NewsRescue
A huge security breach happened at the Indian Parliament on Wednesday, when two intruders invaded the building during a session of the Lok Sabha, the nation’s lower house of legislature.
A debate was in progress when an individual jumped into the parliament from the visitors’ gallery, swiftly followed by another, according to India Today. According to reports, the infiltrators pulled out canisters and emitted a “yellow gas,” which has yet to be recognised, before being overpowered by parliamentarians.
The proceedings were suspended until the afternoon. According to media reports, the attackers have been detained and are being held at a police station. The breach coincides with the 22nd anniversary of the December 13, 2001, terrorist attack on the Indian Parliament that killed nine people, including several policemen.
On Wednesday morning, Prime Minister Narendra Modi and other top political leaders and MPs were seen paying tributes to the victims of the attack at India’s old parliament building.
Notably, the security breach occurs just a week after Gurpatwant Singh Pannun, a US-based Sikh separatist leader, seemed to issue a threat to assault the parliament on December 13. Pannun is the subject of an ongoing investigation in both the United States and India into a foiled assassination plot against him reportedly coordinated by New Delhi.
Pannun reportedly said in a video released by Indian media sites, the authenticity of which RT cannot independently confirm, that the Indian government tried to “kill” him and that a response on December 13 will shake “the very foundation” of the parliament.
Pannun is the founder of the US-based Sikhs for Justice (SFJ), which advocates for the creation of a new nation-state called ‘Khalistan’ for the minority Sikhs in the Punjab region of northwestern India.

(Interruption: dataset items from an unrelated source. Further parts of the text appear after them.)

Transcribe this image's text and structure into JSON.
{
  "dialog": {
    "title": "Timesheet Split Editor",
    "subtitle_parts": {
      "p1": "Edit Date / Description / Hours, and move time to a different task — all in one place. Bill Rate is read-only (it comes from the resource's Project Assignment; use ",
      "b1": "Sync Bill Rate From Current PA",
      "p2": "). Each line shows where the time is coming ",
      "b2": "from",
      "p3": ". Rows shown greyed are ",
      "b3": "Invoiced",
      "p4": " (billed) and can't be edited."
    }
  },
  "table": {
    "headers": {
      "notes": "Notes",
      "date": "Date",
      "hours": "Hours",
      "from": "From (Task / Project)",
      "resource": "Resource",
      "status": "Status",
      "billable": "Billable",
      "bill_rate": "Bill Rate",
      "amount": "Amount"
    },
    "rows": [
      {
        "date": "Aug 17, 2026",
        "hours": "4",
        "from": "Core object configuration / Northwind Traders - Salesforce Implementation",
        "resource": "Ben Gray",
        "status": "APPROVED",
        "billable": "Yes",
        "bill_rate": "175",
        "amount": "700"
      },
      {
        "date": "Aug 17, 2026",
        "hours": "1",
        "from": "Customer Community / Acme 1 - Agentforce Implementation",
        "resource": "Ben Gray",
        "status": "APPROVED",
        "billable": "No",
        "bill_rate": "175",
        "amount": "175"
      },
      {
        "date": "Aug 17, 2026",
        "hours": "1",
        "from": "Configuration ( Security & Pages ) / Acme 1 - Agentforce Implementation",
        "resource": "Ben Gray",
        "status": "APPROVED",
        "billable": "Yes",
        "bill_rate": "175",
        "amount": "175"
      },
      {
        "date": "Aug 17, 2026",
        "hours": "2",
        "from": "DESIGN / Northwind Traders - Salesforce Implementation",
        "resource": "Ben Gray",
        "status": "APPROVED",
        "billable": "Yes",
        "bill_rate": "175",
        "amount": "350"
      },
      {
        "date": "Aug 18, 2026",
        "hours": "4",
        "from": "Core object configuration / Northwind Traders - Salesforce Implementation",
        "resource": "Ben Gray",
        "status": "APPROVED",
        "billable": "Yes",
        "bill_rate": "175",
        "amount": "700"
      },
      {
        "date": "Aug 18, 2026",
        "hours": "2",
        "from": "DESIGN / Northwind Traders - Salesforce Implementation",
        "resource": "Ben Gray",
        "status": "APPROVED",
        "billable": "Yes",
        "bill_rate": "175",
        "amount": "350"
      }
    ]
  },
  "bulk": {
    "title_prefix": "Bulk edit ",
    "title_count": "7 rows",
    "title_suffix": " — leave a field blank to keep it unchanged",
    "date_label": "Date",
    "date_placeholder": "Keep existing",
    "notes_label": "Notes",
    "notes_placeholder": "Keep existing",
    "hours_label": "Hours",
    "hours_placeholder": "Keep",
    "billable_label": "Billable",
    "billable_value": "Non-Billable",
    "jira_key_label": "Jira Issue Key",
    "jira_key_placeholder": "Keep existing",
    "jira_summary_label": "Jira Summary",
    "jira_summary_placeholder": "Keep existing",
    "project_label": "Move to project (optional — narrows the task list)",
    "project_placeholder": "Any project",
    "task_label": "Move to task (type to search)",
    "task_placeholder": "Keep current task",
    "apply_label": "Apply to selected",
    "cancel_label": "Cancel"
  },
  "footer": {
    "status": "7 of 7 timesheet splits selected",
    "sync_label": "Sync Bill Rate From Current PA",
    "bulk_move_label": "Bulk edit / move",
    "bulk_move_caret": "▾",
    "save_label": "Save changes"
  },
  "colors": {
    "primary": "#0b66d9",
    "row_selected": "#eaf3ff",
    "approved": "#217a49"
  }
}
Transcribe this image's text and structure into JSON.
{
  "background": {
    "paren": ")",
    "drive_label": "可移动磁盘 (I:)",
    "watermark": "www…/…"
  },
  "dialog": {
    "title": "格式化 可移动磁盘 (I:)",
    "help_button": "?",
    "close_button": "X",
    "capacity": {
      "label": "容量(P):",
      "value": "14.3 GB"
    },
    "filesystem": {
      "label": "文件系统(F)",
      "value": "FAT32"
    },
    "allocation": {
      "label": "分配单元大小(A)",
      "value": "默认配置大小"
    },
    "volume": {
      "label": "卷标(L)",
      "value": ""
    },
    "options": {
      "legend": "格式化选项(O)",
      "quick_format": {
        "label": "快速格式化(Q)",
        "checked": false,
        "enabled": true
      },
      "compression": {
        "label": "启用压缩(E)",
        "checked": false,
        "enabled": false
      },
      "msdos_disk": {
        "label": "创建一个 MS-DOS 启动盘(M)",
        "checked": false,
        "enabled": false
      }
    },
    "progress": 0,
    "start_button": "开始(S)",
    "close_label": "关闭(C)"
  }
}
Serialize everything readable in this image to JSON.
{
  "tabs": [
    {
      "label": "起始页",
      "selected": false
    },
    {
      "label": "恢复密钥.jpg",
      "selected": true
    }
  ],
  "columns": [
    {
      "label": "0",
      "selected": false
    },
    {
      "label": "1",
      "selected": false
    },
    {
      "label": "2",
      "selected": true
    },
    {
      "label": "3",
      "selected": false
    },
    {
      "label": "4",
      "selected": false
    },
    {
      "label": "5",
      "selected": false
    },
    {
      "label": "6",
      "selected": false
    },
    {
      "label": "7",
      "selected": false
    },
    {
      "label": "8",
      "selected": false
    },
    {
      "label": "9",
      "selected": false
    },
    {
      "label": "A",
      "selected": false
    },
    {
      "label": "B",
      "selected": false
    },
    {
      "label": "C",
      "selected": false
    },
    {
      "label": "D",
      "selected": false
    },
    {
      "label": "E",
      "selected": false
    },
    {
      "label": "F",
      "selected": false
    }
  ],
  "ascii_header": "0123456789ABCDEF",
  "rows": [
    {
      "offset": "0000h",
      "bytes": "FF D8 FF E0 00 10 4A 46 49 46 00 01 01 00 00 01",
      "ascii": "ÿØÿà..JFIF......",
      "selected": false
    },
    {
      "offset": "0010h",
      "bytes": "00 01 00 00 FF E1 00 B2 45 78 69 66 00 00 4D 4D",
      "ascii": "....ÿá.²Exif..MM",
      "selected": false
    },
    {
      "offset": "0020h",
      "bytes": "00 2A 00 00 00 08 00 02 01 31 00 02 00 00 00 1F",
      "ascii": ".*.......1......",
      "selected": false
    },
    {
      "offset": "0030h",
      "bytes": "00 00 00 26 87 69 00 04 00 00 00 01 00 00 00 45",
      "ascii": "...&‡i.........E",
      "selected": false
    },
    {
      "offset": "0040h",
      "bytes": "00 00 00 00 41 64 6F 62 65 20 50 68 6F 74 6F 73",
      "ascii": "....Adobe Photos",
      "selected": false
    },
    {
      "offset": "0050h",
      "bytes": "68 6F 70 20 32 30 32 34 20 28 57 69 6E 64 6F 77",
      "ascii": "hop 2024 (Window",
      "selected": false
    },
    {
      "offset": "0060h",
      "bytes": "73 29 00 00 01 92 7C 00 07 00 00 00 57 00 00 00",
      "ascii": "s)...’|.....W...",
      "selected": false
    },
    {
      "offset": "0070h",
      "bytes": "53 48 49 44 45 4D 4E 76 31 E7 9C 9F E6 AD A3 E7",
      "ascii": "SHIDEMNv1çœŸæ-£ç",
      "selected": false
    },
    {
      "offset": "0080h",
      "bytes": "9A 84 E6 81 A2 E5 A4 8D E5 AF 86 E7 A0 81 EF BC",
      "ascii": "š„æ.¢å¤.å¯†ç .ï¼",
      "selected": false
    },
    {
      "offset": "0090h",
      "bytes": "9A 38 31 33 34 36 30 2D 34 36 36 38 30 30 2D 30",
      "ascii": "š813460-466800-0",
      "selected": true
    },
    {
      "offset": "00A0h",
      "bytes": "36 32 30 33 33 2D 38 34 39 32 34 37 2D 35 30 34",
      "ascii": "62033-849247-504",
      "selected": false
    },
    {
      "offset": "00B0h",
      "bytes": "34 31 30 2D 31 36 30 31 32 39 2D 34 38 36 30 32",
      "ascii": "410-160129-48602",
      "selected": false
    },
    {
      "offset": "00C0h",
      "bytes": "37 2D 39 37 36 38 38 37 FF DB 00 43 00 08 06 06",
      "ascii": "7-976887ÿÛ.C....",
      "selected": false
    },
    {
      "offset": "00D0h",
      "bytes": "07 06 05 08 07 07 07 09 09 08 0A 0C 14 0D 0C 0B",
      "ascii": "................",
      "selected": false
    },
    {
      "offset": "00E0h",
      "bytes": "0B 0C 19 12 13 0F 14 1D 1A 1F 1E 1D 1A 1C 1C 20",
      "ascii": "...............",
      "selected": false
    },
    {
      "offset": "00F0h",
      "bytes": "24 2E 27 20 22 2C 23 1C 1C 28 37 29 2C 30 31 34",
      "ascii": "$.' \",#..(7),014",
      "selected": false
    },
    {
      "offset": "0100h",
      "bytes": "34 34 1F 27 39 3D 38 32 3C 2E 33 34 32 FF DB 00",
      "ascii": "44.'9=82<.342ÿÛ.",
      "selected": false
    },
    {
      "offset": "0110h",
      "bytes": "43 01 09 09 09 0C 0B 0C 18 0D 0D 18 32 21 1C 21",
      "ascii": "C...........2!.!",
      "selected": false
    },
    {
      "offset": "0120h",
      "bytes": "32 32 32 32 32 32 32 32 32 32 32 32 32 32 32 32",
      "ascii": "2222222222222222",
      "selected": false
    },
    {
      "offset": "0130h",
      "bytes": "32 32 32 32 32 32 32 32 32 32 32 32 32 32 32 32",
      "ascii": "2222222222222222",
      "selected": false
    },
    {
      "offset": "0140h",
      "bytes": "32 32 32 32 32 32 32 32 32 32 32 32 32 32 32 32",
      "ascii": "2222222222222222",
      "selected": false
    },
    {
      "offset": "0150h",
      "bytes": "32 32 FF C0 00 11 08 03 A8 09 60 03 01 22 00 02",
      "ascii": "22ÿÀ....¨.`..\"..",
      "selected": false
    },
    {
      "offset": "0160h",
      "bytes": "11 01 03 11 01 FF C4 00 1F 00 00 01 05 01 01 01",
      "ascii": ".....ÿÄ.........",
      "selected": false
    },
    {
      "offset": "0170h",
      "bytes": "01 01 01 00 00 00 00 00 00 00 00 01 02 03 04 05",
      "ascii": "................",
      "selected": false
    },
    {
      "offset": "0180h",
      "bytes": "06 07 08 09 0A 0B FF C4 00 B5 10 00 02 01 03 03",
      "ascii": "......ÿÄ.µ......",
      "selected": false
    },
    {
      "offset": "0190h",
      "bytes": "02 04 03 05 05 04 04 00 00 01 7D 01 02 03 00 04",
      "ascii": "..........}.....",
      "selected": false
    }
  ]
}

Prosecutors in the Southern District of New York issued an indictment this week linking an Indian government official to an assassination attempt on Pannun earlier this year, which the FBI stopped. New Delhi has formed its own high-level committee to investigate “all relevant aspects of the matter,” while emphasising that such techniques are “contrary to government policy.”
The request was made at a meeting with FBI Director Christopher Wray, who is in New Delhi to meet with the country’s senior intelligence and security officials, according to Reuters.According to Reuters, the problem of Khalistan movement in the United States was reviewed in “greater detail” by both countries’ internal security forces.
“India has requested that US officials share inputs on suspected individuals who have recently been recruited and embedded in the separatist movement,” the agency quoted an unnamed official as saying.
Meanwhile, Wray promised New Delhi that it was “aggressively” probing an attack on the Indian consulate in San Francisco earlier this year carried out by pro-Khalistan activists, according to the Times of India.